The Epstein Files Transparency Act (H.R. 4405), signed into law by President Trump on November 19, 2025, mandated the DOJ to publish nearly all unclassified records in a searchable, downloadable format by December 19, 2025. Redactions were to be narrowly tailored to protect victims’ privacy and national security, explicitly prohibiting those based on reputational harm or political sensitivities to promote full accountability for Epstein’s crimes and any enablers.
Despite identifying over 6 million potentially responsive pages, the DOJ released approximately 3.5 million pages total—including more than 3 million in the January tranche, along with 180,000 images and 2,000 videos. Media outlets like The New York Times, NBC News, BBC, and PBS reported severe redaction failures: dozens to nearly 100 survivors were identifiable, some never publicly known before, through incomplete blackouts of faces, names, emails, and explicit images. Victims’ lawyers described the errors as potentially “the single most egregious violation of victim privacy in one day in United States history,” with lives “turned upside down.” The DOJ withdrew thousands of documents for corrections, attributing issues to “technical or human error,” but the damage was done. UN experts condemned the flawed process for undermining justice in systematic sexual abuse and trafficking.
Conversely, allegations persist that connections to influential individuals—business tycoons, politicians, and others—were disproportionately redacted or withheld, contrary to the Act’s intent. Some lawmakers, including Rep. Ro Khanna (D-CA), publicly named redacted figures on the House floor, arguing such protections violated the law.

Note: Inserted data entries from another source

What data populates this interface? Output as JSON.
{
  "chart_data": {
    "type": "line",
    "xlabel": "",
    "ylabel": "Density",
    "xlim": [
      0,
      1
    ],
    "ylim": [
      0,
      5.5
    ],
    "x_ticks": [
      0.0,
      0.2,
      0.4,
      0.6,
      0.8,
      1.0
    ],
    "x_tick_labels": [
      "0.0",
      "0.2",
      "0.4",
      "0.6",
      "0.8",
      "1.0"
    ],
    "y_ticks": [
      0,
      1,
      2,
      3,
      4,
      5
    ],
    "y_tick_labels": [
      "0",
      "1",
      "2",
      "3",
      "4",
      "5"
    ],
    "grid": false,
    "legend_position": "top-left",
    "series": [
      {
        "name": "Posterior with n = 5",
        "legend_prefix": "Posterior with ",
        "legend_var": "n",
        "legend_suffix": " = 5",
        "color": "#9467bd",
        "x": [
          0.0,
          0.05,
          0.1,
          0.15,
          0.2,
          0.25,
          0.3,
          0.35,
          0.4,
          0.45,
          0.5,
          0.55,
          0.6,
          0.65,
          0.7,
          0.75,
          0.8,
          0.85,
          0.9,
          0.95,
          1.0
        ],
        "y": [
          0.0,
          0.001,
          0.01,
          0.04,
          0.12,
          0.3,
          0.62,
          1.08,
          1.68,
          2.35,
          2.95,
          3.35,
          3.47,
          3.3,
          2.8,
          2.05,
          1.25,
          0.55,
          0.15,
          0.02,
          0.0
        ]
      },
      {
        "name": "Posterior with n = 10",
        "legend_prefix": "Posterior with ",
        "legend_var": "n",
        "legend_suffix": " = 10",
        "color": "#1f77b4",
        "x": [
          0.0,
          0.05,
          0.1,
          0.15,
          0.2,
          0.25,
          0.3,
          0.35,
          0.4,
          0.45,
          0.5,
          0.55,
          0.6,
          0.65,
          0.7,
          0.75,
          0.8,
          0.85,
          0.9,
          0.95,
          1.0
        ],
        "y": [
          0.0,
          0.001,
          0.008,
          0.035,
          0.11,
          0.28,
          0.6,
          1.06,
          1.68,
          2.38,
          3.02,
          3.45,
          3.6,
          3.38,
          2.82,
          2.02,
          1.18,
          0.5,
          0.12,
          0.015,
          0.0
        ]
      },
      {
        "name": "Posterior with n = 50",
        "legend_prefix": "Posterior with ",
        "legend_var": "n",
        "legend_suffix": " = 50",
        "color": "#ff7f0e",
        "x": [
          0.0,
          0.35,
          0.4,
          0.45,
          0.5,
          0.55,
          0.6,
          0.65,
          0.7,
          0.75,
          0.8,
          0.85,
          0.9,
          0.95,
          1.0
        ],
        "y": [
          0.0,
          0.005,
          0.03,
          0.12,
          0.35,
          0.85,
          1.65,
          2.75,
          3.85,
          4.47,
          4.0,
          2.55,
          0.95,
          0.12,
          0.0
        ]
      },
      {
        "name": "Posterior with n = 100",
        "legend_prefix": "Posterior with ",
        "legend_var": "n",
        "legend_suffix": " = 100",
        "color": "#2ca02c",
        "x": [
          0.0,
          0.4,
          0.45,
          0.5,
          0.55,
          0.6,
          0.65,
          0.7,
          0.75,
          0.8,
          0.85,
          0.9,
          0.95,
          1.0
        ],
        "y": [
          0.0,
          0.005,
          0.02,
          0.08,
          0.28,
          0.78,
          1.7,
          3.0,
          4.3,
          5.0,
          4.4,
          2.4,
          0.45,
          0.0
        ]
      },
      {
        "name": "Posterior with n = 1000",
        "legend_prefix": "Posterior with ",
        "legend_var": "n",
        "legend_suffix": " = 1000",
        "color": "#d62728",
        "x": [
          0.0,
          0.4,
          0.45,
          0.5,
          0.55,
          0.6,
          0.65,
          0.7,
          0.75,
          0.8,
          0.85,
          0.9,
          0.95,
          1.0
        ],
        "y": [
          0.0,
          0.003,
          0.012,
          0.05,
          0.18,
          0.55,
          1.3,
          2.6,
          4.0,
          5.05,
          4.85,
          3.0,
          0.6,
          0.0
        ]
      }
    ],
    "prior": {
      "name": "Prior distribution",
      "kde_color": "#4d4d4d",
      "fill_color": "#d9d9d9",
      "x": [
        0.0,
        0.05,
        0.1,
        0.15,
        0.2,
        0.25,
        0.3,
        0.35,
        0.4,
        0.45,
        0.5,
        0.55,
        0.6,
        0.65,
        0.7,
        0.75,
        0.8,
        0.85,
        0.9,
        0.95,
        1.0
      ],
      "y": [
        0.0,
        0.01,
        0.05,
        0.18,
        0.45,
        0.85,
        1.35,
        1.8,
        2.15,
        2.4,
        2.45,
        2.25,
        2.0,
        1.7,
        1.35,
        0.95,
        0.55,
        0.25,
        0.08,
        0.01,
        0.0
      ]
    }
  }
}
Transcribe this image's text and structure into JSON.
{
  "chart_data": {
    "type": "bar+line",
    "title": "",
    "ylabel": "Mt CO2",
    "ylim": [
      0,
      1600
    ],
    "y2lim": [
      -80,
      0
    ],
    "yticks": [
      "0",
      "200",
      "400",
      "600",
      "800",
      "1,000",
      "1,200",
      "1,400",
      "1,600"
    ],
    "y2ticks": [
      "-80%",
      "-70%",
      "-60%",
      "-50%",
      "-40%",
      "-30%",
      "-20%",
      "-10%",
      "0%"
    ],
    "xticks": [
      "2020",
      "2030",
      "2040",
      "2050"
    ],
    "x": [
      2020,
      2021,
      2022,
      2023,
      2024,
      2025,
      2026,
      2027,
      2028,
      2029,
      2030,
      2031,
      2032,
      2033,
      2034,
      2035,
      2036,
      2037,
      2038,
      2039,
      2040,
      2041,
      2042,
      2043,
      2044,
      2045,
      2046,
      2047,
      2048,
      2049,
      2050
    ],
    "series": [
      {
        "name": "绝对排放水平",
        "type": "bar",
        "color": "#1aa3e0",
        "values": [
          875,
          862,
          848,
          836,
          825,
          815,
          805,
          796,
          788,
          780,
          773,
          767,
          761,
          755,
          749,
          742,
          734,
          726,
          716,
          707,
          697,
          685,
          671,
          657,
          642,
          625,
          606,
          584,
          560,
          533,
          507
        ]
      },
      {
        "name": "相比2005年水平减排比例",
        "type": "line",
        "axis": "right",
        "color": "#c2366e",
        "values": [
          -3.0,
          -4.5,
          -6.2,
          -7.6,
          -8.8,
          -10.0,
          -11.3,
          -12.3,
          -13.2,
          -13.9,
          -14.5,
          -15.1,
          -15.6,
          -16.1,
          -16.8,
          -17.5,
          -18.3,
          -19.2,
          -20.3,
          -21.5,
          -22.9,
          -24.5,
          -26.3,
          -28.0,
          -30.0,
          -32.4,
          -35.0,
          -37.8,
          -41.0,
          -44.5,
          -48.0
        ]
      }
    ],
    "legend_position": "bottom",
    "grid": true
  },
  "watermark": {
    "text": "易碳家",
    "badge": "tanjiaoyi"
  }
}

On March 11, 2026, in a rare display of bipartisan outrage, Sens. Jeff Merkley (D-Ore.), Lisa Murkowski (R-Alaska), Ben Ray Luján (D-N.M.), and Dick Durbin (D-Ill.) sent a letter to the Government Accountability Office (GAO), demanding an independent audit of the DOJ’s redaction protocols, compliance with the Act, personnel involved (including contractors, political appointees, or senior Trump administration officials), and any guidance influencing decisions. The letter highlighted the stark disparity: victims exposed while alleged co-conspirators shielded. They urged the nonpartisan GAO to report to Congress on whether due diligence was exercised or if processes potentially covered up evidence of child sexual abuse.

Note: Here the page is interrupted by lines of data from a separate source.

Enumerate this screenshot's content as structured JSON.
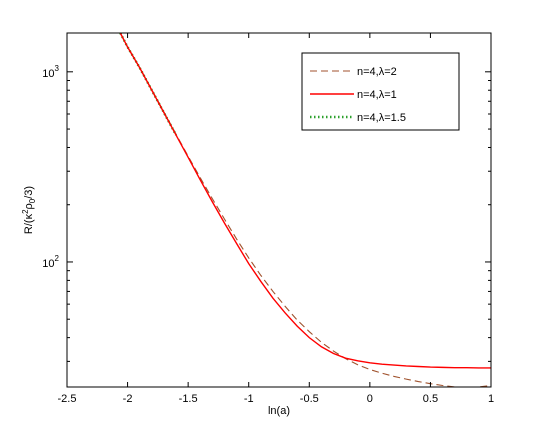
{
  "chart_data": {
    "type": "line",
    "title": "",
    "xlabel": "ln(a)",
    "ylabel": "R/(κ²ρ₀/3)",
    "ylabel_parts": {
      "a": "R/(",
      "b": "κ",
      "c": "2",
      "d": "ρ",
      "e": "0",
      "f": "/3)"
    },
    "xlim": [
      -2.5,
      1
    ],
    "ylim": [
      22,
      1600
    ],
    "yscale": "log",
    "grid": false,
    "legend_position": "top-right",
    "x_ticks": [
      -2.5,
      -2,
      -1.5,
      -1,
      -0.5,
      0,
      0.5,
      1
    ],
    "x_tick_labels": [
      "-2.5",
      "-2",
      "-1.5",
      "-1",
      "-0.5",
      "0",
      "0.5",
      "1"
    ],
    "y_major_ticks": [
      100,
      1000
    ],
    "y_tick_labels": [
      {
        "value": 100,
        "base": "10",
        "exp": "2"
      },
      {
        "value": 1000,
        "base": "10",
        "exp": "3"
      }
    ],
    "series": [
      {
        "name": "n=4,λ=2",
        "color": "#a0522d",
        "style": "dashed",
        "x": [
          -2.06,
          -2.0,
          -1.9,
          -1.8,
          -1.7,
          -1.6,
          -1.5,
          -1.4,
          -1.3,
          -1.2,
          -1.1,
          -1.0,
          -0.9,
          -0.8,
          -0.7,
          -0.6,
          -0.5,
          -0.4,
          -0.3,
          -0.2,
          -0.1,
          0.0,
          0.1,
          0.2,
          0.3,
          0.4,
          0.5,
          0.6,
          0.7,
          0.8,
          0.9,
          1.0
        ],
        "y": [
          1600,
          1350,
          1050,
          805,
          615,
          470,
          360,
          277,
          215,
          168,
          132,
          105,
          85,
          70,
          58.5,
          49.5,
          43,
          37.8,
          34,
          31,
          28.8,
          27.2,
          26,
          25,
          24.2,
          23.5,
          22.9,
          22.4,
          22.0,
          21.8,
          22.0,
          22.4
        ]
      },
      {
        "name": "n=4,λ=1",
        "color": "#ff0000",
        "style": "solid",
        "x": [
          -2.06,
          -2.0,
          -1.9,
          -1.8,
          -1.7,
          -1.6,
          -1.5,
          -1.4,
          -1.3,
          -1.2,
          -1.1,
          -1.0,
          -0.9,
          -0.8,
          -0.7,
          -0.6,
          -0.5,
          -0.4,
          -0.3,
          -0.2,
          -0.1,
          0.0,
          0.1,
          0.2,
          0.3,
          0.4,
          0.5,
          0.6,
          0.7,
          0.8,
          0.9,
          1.0
        ],
        "y": [
          1600,
          1350,
          1050,
          800,
          610,
          465,
          355,
          270,
          207,
          160,
          125,
          98,
          79,
          64.5,
          54,
          46,
          40,
          35.8,
          33,
          31.2,
          30.2,
          29.5,
          29.0,
          28.7,
          28.4,
          28.2,
          28.0,
          27.9,
          27.8,
          27.8,
          27.7,
          27.7
        ]
      },
      {
        "name": "n=4,λ=1.5",
        "color": "#2ca02c",
        "style": "dotted",
        "x": [
          -2.06,
          -2.0,
          -1.9,
          -1.8,
          -1.7,
          -1.6
        ],
        "y": [
          1600,
          1350,
          1050,
          800,
          610,
          465
        ]
      }
    ]
  }
}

This cross-party push exposes deepening distrust in the executive branch’s handling of one of America’s most disturbing scandals—marked by elite impunity, institutional delays, and repeated failures to prioritize survivors. Previous releases fell short of deadlines and completeness, fueling accusations of obstruction. As the GAO weighs the request, the probe could reveal systemic flaws or deliberate biases, determining whether the Act delivered truth and justice—or if powerful interests continue to evade scrutiny, further eroding public confidence in the system.